In her remarks, Dr. Kate Withers, Business Development Manager at Ontario Centres of Excellence, praised Centennial’s WIMTACH, saying that the digital health centre consistently offers “high quality deliverables.” WIMTACH student researchers, who have impressed the likes of industry partners Scarborough General Hospital and the award-winning digital media firm, Shaftesbury Films, were well represented during the rapid-fire presentations.
Dr. Eric Blaise, ARIES’ Innovation Program Manager for Aerospace and Surface Transportation, offered more details about the NSERC-funded electric aircraft landing gear project, which will be taking flight once Centennial’s new Aerospace centre opens (interested readers can follow the progress of construction at the Downsview Aerospace Innovation & Research hub) and other presenters covered a range of intriguing subject matter too numerous to detail here.
The crackling post-lunch panel of impressive industry experts focused on how education and innovation dovetails with commerce. Ravi Seethapathy, former research head at Hydro One, chemistry professor and entrepreneur Dr. Cynthia Goh, Dr. Darin Graham of the Vector Institute, and Strategic Life Science’s Dr. Alison Symington tackled a broad range of subjects including how postsecondary institutions are organized, technology revolutionized the energy grid, scientists become entrepreneurs, and DNA sequencing can be done at home.

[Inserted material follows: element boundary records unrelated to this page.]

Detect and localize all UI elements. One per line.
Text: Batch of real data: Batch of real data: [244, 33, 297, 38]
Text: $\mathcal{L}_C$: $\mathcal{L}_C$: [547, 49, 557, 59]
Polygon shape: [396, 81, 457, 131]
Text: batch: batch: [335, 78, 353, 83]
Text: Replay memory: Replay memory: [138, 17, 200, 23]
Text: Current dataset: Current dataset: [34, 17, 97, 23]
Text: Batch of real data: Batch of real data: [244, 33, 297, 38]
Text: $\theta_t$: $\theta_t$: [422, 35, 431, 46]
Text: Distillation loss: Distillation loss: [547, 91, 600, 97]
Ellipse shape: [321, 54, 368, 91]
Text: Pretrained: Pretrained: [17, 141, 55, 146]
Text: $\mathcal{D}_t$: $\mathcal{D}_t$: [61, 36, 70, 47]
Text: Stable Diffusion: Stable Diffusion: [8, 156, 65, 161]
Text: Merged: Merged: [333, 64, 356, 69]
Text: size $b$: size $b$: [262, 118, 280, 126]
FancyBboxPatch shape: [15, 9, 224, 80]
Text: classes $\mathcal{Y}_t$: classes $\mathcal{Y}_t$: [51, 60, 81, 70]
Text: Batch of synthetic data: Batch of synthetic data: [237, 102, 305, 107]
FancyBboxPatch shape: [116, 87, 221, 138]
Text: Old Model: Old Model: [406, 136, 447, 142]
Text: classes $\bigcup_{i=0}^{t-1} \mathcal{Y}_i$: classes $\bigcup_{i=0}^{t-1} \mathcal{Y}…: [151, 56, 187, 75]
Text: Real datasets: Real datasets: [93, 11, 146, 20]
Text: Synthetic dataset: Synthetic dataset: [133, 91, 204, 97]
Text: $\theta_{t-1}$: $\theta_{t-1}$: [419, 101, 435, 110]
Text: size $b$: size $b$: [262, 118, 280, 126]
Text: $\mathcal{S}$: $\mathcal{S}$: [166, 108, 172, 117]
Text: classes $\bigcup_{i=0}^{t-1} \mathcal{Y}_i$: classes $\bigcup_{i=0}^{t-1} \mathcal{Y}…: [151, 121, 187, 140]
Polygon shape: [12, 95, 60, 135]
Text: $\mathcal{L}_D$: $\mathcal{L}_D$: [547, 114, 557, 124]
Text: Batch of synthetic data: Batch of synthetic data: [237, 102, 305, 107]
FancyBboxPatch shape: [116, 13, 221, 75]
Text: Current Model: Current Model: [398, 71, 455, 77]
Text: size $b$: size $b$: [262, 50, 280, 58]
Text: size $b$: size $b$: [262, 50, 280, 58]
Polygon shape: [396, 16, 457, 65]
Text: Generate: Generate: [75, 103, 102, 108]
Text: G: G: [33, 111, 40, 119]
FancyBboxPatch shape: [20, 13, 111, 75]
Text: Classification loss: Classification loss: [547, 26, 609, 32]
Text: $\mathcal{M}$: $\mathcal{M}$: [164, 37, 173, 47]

Vicki Saunders closed the show. Saunders, who has run multiple business ventures in Europe, Toronto and Silicon Valley, was named one of the 100 most influential leaders of 2015 from “EBW – Empowering a Billion Women,” alongside the likes of Melinda Gates and Facebook COO Sheryl Sandberg. In Canada, female entrepreneurs represent the fastest-growing segment in the small business sector, and Saunders founded SheEO, a global initiative to radically transform how we support, finance and celebrate female entrepreneurship. It’s women entrepreneurs, Saunders pointed out, who presently receive only about 4% of total venture capital funding. Saunders hopes to change that, and outlined details of her “Perpetual fund for five women entrepreneurs that is paid back over five years and once again made available to five new women.”
Event feedback included positive comments such as: “the wealth of knowledge was amazing,” and that it featured “an eclectic mix of presentation formats.” Next year’s summit promises to be just as impressive and inspiring, with another outstanding array of special guests, industry representatives and committed Centennial staff and students.